I attended a Death Café in North Vancouver the other night – must say it is wonderful to see this movement growing so well here in BC. The conversation was raw, open, and inspiring. The topic of children being sheltered from dying, death and funerals or cremations came up. The conversation was intense, passionate, and polarized. Some saying our kids need to be protected and that the experience of dying, death and funeral could be damaging to the children. Other disagreeing.
I sat quietly and a little stunned that this was even a consideration. I thought, we as adults have a responsibility to coach and teach our children how to handle life issues and death is one of the most reliable issues in life! As I gave it more thought I realized that this conversation – protecting our kids form dying and death – is a direct result of the outsourcing of dying, death, and disposition that we are currently in the habit of doing. I read an article the other day; “How we used to die; how we die now” a very raw and sobering look at our current state of dying.
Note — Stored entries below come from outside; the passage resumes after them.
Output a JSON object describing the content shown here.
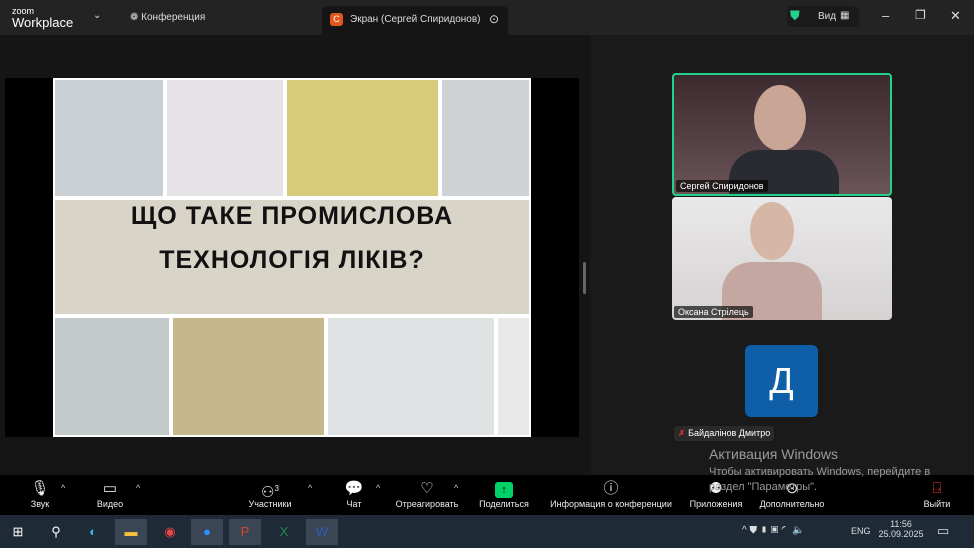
{
  "app": {
    "logo_small": "zoom",
    "logo_big": "Workplace",
    "meeting_label": "Конференция",
    "screen_tab": "Экран (Сергей Спиридонов)",
    "screen_badge": "С",
    "view_label": "Вид"
  },
  "slide": {
    "line1": "ЩО ТАКЕ ПРОМИСЛОВА",
    "line2": "ТЕХНОЛОГІЯ ЛІКІВ?"
  },
  "participants": [
    {
      "name": "Сергей Спиридонов"
    },
    {
      "name": "Оксана Стрілець"
    },
    {
      "name": "Байдалінов Дмитро",
      "initial": "Д"
    }
  ],
  "watermark": {
    "title": "Активация Windows",
    "text": "Чтобы активировать Windows, перейдите в раздел \"Параметры\"."
  },
  "toolbar": {
    "audio": "Звук",
    "video": "Видео",
    "participants": "Участники",
    "participants_count": "3",
    "chat": "Чат",
    "react": "Отреагировать",
    "share": "Поделиться",
    "info": "Информация о конференции",
    "apps": "Приложения",
    "more": "Дополнительно",
    "leave": "Выйти"
  },
  "taskbar": {
    "time": "11:56",
    "date": "25.09.2025",
    "lang": "ENG"
  },
  "colors": {
    "accent": "#0e5fa8",
    "share": "#00d26a",
    "speaker_border": "#23d18b"
  }
}
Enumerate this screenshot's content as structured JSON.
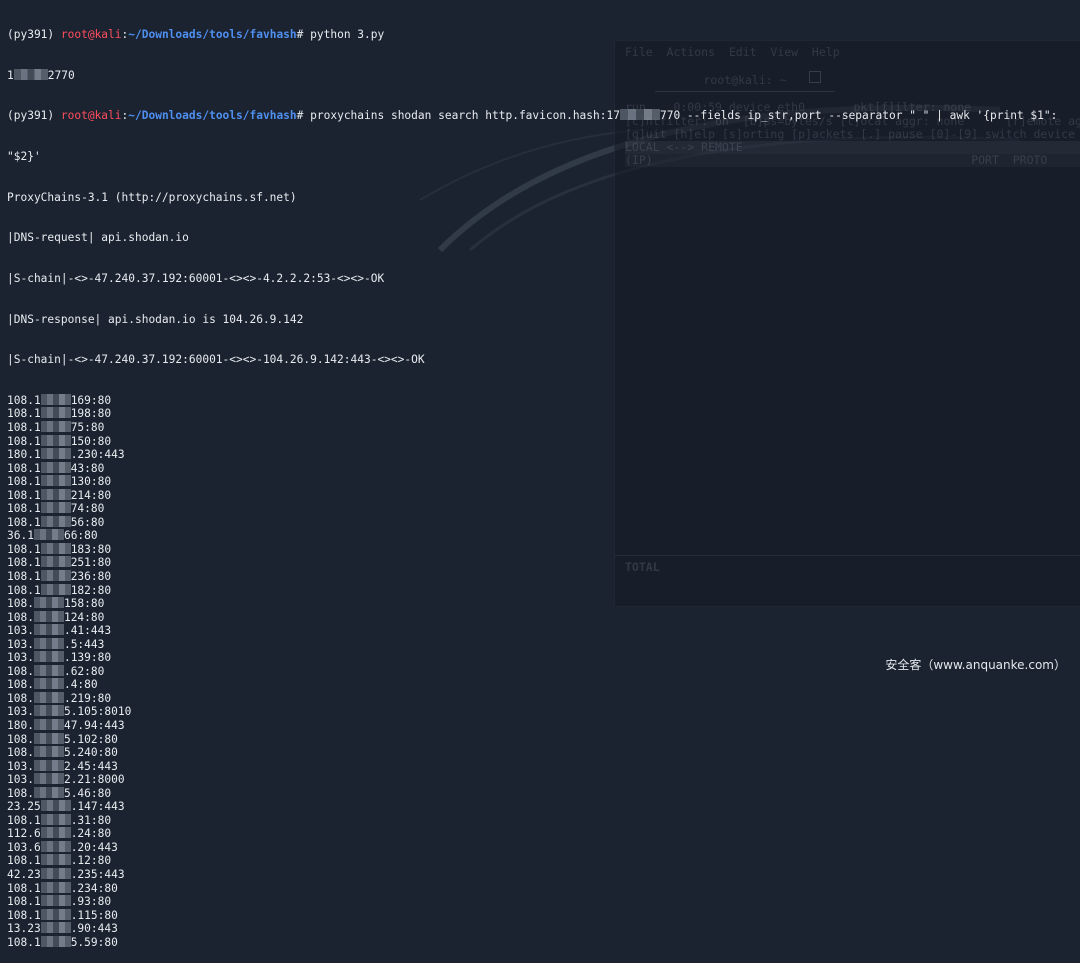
{
  "colors": {
    "background": "#1b2330",
    "text": "#e8ecf0",
    "prompt_user": "#ff4d5d",
    "prompt_path": "#4f8ff0"
  },
  "prompt": {
    "env": "(py391) ",
    "user_host": "root@kali",
    "sep": ":",
    "path": "~/Downloads/tools/favhash",
    "hash": "# "
  },
  "commands": {
    "cmd1": "python 3.py",
    "cmd1_output_suffix": "2770",
    "cmd2_part1": "proxychains shodan search http.favicon.hash:17",
    "cmd2_part2": "770 --fields ip_str,port --separator \" \" | awk '{print $1\":",
    "cmd2_wrap": "\"$2}'"
  },
  "proxychains": {
    "banner": "ProxyChains-3.1 (http://proxychains.sf.net)",
    "dns_request": "|DNS-request| api.shodan.io",
    "chain1": "|S-chain|-<>-47.240.37.192:60001-<><>-4.2.2.2:53-<><>-OK",
    "dns_response": "|DNS-response| api.shodan.io is 104.26.9.142",
    "chain2": "|S-chain|-<>-47.240.37.192:60001-<><>-104.26.9.142:443-<><>-OK"
  },
  "results": [
    {
      "pre": "108.1",
      "post": "169:80"
    },
    {
      "pre": "108.1",
      "post": "198:80"
    },
    {
      "pre": "108.1",
      "post": "75:80"
    },
    {
      "pre": "108.1",
      "post": "150:80"
    },
    {
      "pre": "180.1",
      "post": ".230:443"
    },
    {
      "pre": "108.1",
      "post": "43:80"
    },
    {
      "pre": "108.1",
      "post": "130:80"
    },
    {
      "pre": "108.1",
      "post": "214:80"
    },
    {
      "pre": "108.1",
      "post": "74:80"
    },
    {
      "pre": "108.1",
      "post": "56:80"
    },
    {
      "pre": "36.1",
      "post": "66:80"
    },
    {
      "pre": "108.1",
      "post": "183:80"
    },
    {
      "pre": "108.1",
      "post": "251:80"
    },
    {
      "pre": "108.1",
      "post": "236:80"
    },
    {
      "pre": "108.1",
      "post": "182:80"
    },
    {
      "pre": "108.",
      "post": "158:80"
    },
    {
      "pre": "108.",
      "post": "124:80"
    },
    {
      "pre": "103.",
      "post": ".41:443"
    },
    {
      "pre": "103.",
      "post": ".5:443"
    },
    {
      "pre": "103.",
      "post": ".139:80"
    },
    {
      "pre": "108.",
      "post": ".62:80"
    },
    {
      "pre": "108.",
      "post": ".4:80"
    },
    {
      "pre": "108.",
      "post": ".219:80"
    },
    {
      "pre": "103.",
      "post": "5.105:8010"
    },
    {
      "pre": "180.",
      "post": "47.94:443"
    },
    {
      "pre": "108.",
      "post": "5.102:80"
    },
    {
      "pre": "108.",
      "post": "5.240:80"
    },
    {
      "pre": "103.",
      "post": "2.45:443"
    },
    {
      "pre": "103.",
      "post": "2.21:8000"
    },
    {
      "pre": "108.",
      "post": "5.46:80"
    },
    {
      "pre": "23.25",
      "post": ".147:443"
    },
    {
      "pre": "108.1",
      "post": ".31:80"
    },
    {
      "pre": "112.6",
      "post": ".24:80"
    },
    {
      "pre": "103.6",
      "post": ".20:443"
    },
    {
      "pre": "108.1",
      "post": ".12:80"
    },
    {
      "pre": "42.23",
      "post": ".235:443"
    },
    {
      "pre": "108.1",
      "post": ".234:80"
    },
    {
      "pre": "108.1",
      "post": ".93:80"
    },
    {
      "pre": "108.1",
      "post": ".115:80"
    },
    {
      "pre": "13.23",
      "post": ".90:443"
    },
    {
      "pre": "108.1",
      "post": "5.59:80"
    }
  ],
  "background_window": {
    "menu": "File  Actions  Edit  View  Help",
    "tab_title": "root@kali: ~",
    "line1": "run    0:00:59 device eth0       pkt[f]ilter: none",
    "line2": "[c]ntfilter: on  [b]ps=bytes/s [l]ocal aggr: none      [r]emote aggr",
    "line3": "[q]uit [h]elp [s]orting [p]ackets [.] pause [0]-[9] switch device",
    "bar1": "LOCAL <--> REMOTE",
    "bar2": "(IP)                                              PORT  PROTO",
    "total": "TOTAL"
  },
  "watermark": "安全客（www.anquanke.com）"
}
Not that I was surprised at all by what I read, more that it is really so and other see it too.
Given our habit of outsourcing dying, death, and disposition and our collective lack of ‘practice’ in dealing with it on a personal and human level, I relaxed and found some compassion for those folks advocating that we need to protect our children from death. They had been protected too!
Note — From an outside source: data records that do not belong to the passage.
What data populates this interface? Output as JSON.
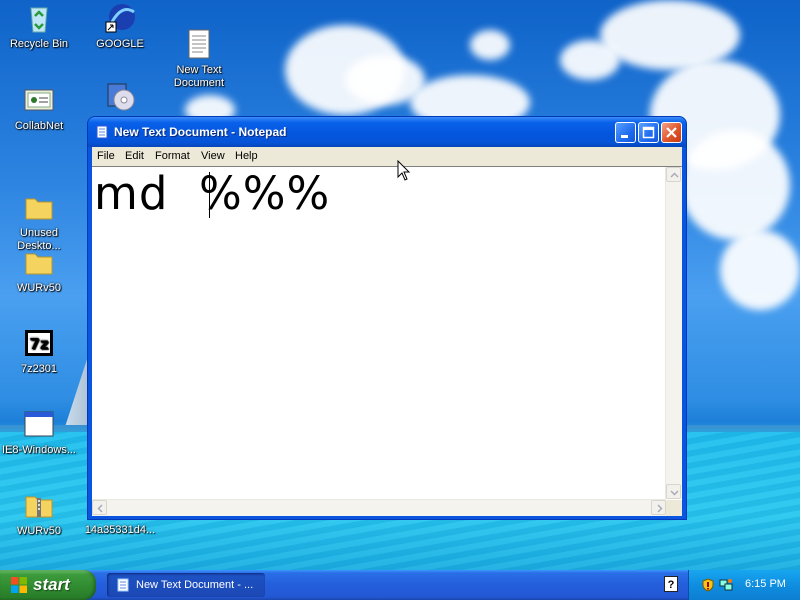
{
  "desktop": {
    "icons": [
      {
        "label": "Recycle Bin",
        "icon": "recycle-bin-icon"
      },
      {
        "label": "GOOGLE",
        "icon": "google-shortcut-icon"
      },
      {
        "label": "New Text\nDocument",
        "icon": "text-document-icon"
      },
      {
        "label": "CollabNet",
        "icon": "collabnet-icon"
      },
      {
        "label": "",
        "icon": "installer-cd-icon"
      },
      {
        "label": "Unused\nDeskto...",
        "icon": "folder-icon"
      },
      {
        "label": "WURv50",
        "icon": "folder-icon"
      },
      {
        "label": "7z2301",
        "icon": "7zip-icon"
      },
      {
        "label": "IE8-Windows...",
        "icon": "application-window-icon"
      },
      {
        "label": "WURv50",
        "icon": "zip-folder-icon"
      },
      {
        "label": "14a35331d4...",
        "icon": "file-icon"
      }
    ]
  },
  "window": {
    "title": "New Text Document - Notepad",
    "menu": [
      "File",
      "Edit",
      "Format",
      "View",
      "Help"
    ],
    "content": "md  %%%"
  },
  "taskbar": {
    "start_label": "start",
    "task_label": "New Text Document - ...",
    "clock": "6:15 PM"
  },
  "colors": {
    "title_bar": "#0554d8",
    "taskbar": "#245edb",
    "start_button": "#3c9b3c",
    "close_button": "#e0562a"
  }
}
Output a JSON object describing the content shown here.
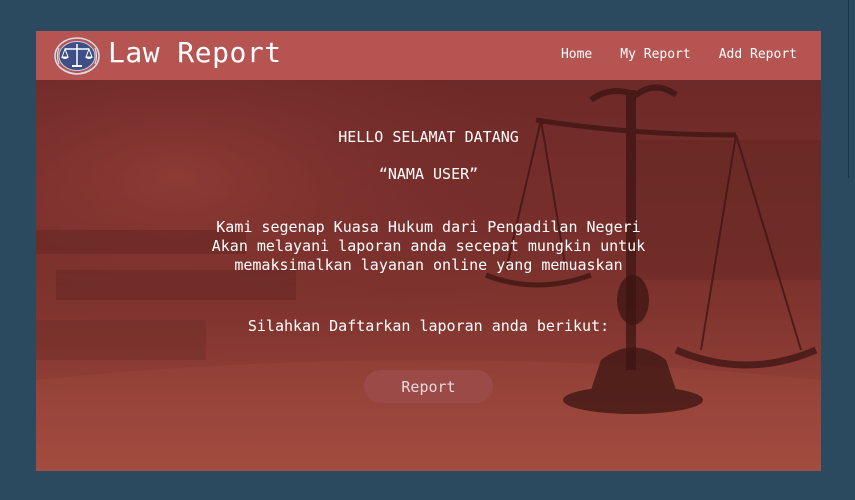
{
  "header": {
    "brand_title": "Law Report",
    "nav_items": [
      "Home",
      "My Report",
      "Add Report"
    ]
  },
  "hero": {
    "greeting": "HELLO SELAMAT DATANG",
    "user_name": "“NAMA USER”",
    "message_lines": [
      "Kami segenap Kuasa Hukum dari Pengadilan Negeri",
      "Akan melayani laporan anda secepat mungkin untuk",
      "memaksimalkan layanan online yang memuaskan"
    ],
    "prompt": "Silahkan Daftarkan laporan anda berikut:",
    "button_label": "Report"
  },
  "colors": {
    "page_bg": "#2c4a5f",
    "navbar_bg": "#b65452",
    "hero_tint": "#7a302c",
    "button_bg": "#9b4a48"
  },
  "icons": {
    "logo": "scales-of-justice-icon"
  }
}
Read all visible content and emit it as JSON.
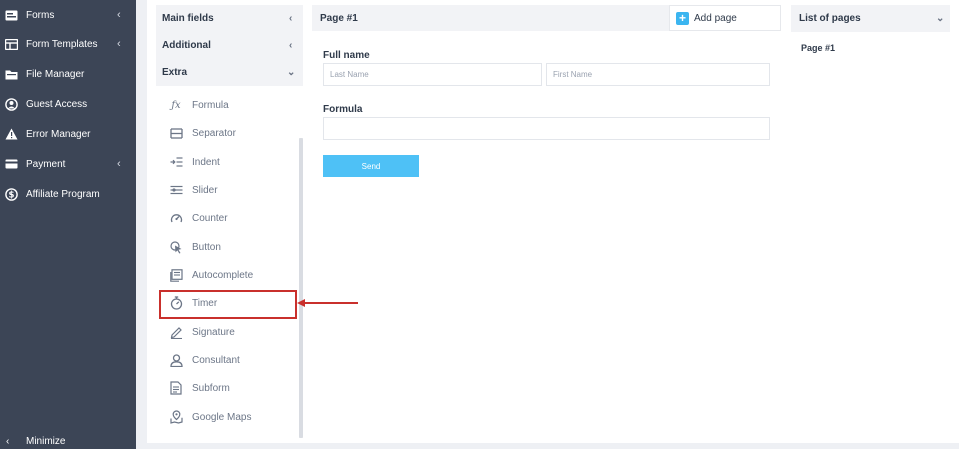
{
  "nav": {
    "items": [
      {
        "label": "Forms",
        "icon": "forms-icon",
        "has_submenu": true
      },
      {
        "label": "Form Templates",
        "icon": "form-templates-icon",
        "has_submenu": true
      },
      {
        "label": "File Manager",
        "icon": "file-manager-icon",
        "has_submenu": false
      },
      {
        "label": "Guest Access",
        "icon": "user-circle-icon",
        "has_submenu": false
      },
      {
        "label": "Error Manager",
        "icon": "warning-icon",
        "has_submenu": false
      },
      {
        "label": "Payment",
        "icon": "payment-card-icon",
        "has_submenu": true
      },
      {
        "label": "Affiliate Program",
        "icon": "dollar-icon",
        "has_submenu": false
      }
    ],
    "minimize_label": "Minimize"
  },
  "fields_panel": {
    "groups": [
      {
        "label": "Main fields",
        "expanded": false
      },
      {
        "label": "Additional",
        "expanded": false
      },
      {
        "label": "Extra",
        "expanded": true
      }
    ],
    "items": [
      {
        "label": "Formula",
        "icon": "formula-icon"
      },
      {
        "label": "Separator",
        "icon": "separator-icon"
      },
      {
        "label": "Indent",
        "icon": "indent-icon"
      },
      {
        "label": "Slider",
        "icon": "slider-icon"
      },
      {
        "label": "Counter",
        "icon": "counter-icon"
      },
      {
        "label": "Button",
        "icon": "button-pointer-icon"
      },
      {
        "label": "Autocomplete",
        "icon": "autocomplete-icon"
      },
      {
        "label": "Timer",
        "icon": "stopwatch-icon",
        "highlighted": true
      },
      {
        "label": "Signature",
        "icon": "signature-icon"
      },
      {
        "label": "Consultant",
        "icon": "consultant-icon"
      },
      {
        "label": "Subform",
        "icon": "subform-icon"
      },
      {
        "label": "Google Maps",
        "icon": "map-icon"
      }
    ]
  },
  "builder": {
    "page_tab": "Page #1",
    "add_page_label": "Add page",
    "full_name_label": "Full name",
    "last_name_placeholder": "Last Name",
    "first_name_placeholder": "First Name",
    "formula_label": "Formula",
    "send_label": "Send"
  },
  "pages_list": {
    "header": "List of pages",
    "pages": [
      "Page #1"
    ]
  },
  "colors": {
    "sidebar": "#3c4556",
    "accent": "#4ec1f6",
    "highlight": "#c9302c"
  }
}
I simply chose not to agree with them.
This habit we have of distancing ourselves from ageing, dying, death, and disposition steals from us all of one of life’s most human experiences and it’s attendant wisdom. It robs us mentally, emotionally, spiritually, and physically never mind financially. It disables our children by protecting them from a fundamental and inspirational aspect of life. It robs us adults of an opportunity to fully embrace our own mortality thereby disabling our ability to truly live.
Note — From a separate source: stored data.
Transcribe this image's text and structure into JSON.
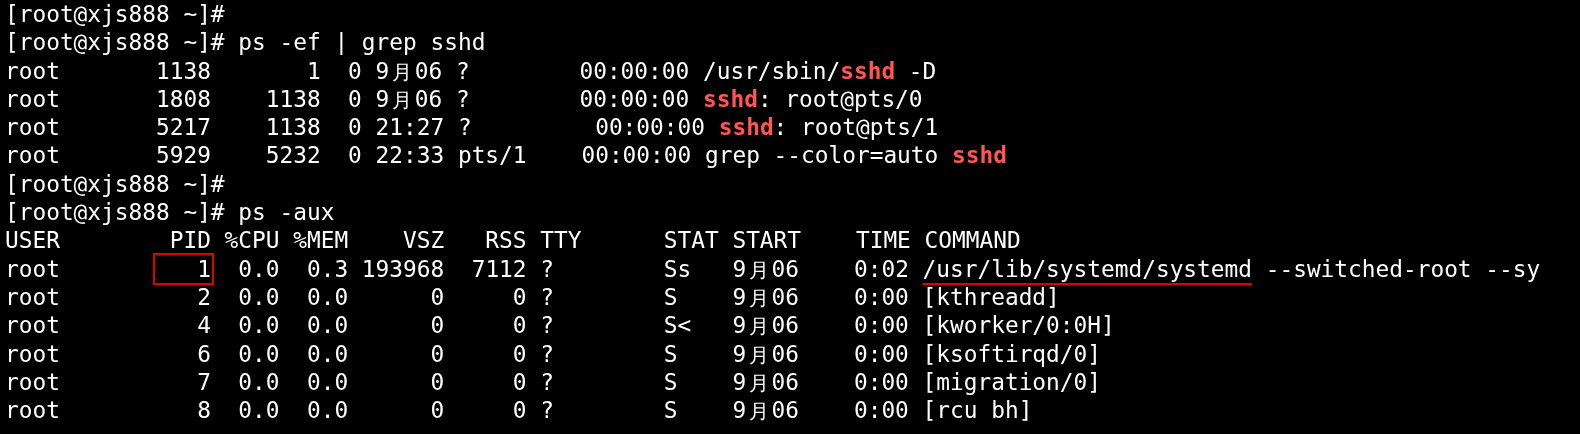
{
  "terminal": {
    "lines": [
      {
        "segments": [
          {
            "kind": "plain",
            "text": "[root@xjs888 ~]#"
          }
        ]
      },
      {
        "segments": [
          {
            "kind": "plain",
            "text": "[root@xjs888 ~]# ps -ef | grep sshd"
          }
        ]
      },
      {
        "segments": [
          {
            "kind": "plain",
            "text": "root       1138       1  0 9月06 ?        00:00:00 /usr/sbin/"
          },
          {
            "kind": "match",
            "text": "sshd"
          },
          {
            "kind": "plain",
            "text": " -D"
          }
        ]
      },
      {
        "segments": [
          {
            "kind": "plain",
            "text": "root       1808    1138  0 9月06 ?        00:00:00 "
          },
          {
            "kind": "match",
            "text": "sshd"
          },
          {
            "kind": "plain",
            "text": ": root@pts/0"
          }
        ]
      },
      {
        "segments": [
          {
            "kind": "plain",
            "text": "root       5217    1138  0 21:27 ?         00:00:00 "
          },
          {
            "kind": "match",
            "text": "sshd"
          },
          {
            "kind": "plain",
            "text": ": root@pts/1"
          }
        ]
      },
      {
        "segments": [
          {
            "kind": "plain",
            "text": "root       5929    5232  0 22:33 pts/1    00:00:00 grep --color=auto "
          },
          {
            "kind": "match",
            "text": "sshd"
          }
        ]
      },
      {
        "segments": [
          {
            "kind": "plain",
            "text": "[root@xjs888 ~]#"
          }
        ]
      },
      {
        "segments": [
          {
            "kind": "plain",
            "text": "[root@xjs888 ~]# ps -aux"
          }
        ]
      },
      {
        "segments": [
          {
            "kind": "plain",
            "text": "USER        PID %CPU %MEM    VSZ   RSS TTY      STAT START    TIME COMMAND"
          }
        ]
      },
      {
        "segments": [
          {
            "kind": "plain",
            "text": "root       "
          },
          {
            "kind": "boxed",
            "text": "   1"
          },
          {
            "kind": "plain",
            "text": "  0.0  0.3 193968  7112 ?        Ss   9月06    0:02 "
          },
          {
            "kind": "underlined",
            "text": "/usr/lib/systemd/systemd"
          },
          {
            "kind": "plain",
            "text": " --switched-root --sy"
          }
        ]
      },
      {
        "segments": [
          {
            "kind": "plain",
            "text": "root          2  0.0  0.0      0     0 ?        S    9月06    0:00 [kthreadd]"
          }
        ]
      },
      {
        "segments": [
          {
            "kind": "plain",
            "text": "root          4  0.0  0.0      0     0 ?        S<   9月06    0:00 [kworker/0:0H]"
          }
        ]
      },
      {
        "segments": [
          {
            "kind": "plain",
            "text": "root          6  0.0  0.0      0     0 ?        S    9月06    0:00 [ksoftirqd/0]"
          }
        ]
      },
      {
        "segments": [
          {
            "kind": "plain",
            "text": "root          7  0.0  0.0      0     0 ?        S    9月06    0:00 [migration/0]"
          }
        ]
      },
      {
        "segments": [
          {
            "kind": "plain",
            "text": "root          8  0.0  0.0      0     0 ?        S    9月06    0:00 [rcu bh]"
          }
        ]
      }
    ]
  }
}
Well, I can hear you asking; “What do we do now then?”
“Stop out sourcing ageing, dying, death, and disposition. Bring dying and death back to family life.”
“How?”
Now that is the $64,000.00 question!
Here are eleven steps I would take to get the out sourcing habit out of our North American culture.
- Plant a garden
- Adopt a pet from the SPCA
- Spend time in nature
- Volunteer at a seniors home or hospice
- Read books like Being Mortal, Die Wise, or When Death Speaks
- Research how other cultures attend to dying, death, and disposition
- Attend a Death Café in your area
- Move into a multi-generational home with your parents or in-laws
- Get your own end of life planning and paperwork done
- Talk with your parent, kids, and siblings about your plans
Take a workshop or training program that will prepare you for dying, death and disposition in natural, green, home-based ways
Reclaiming dying, death, and disposition is an opportunity to grow and evolve as a human being, it is also one of the finest gifts you can give to your entire family – helping them to embrace ALL life has to offer.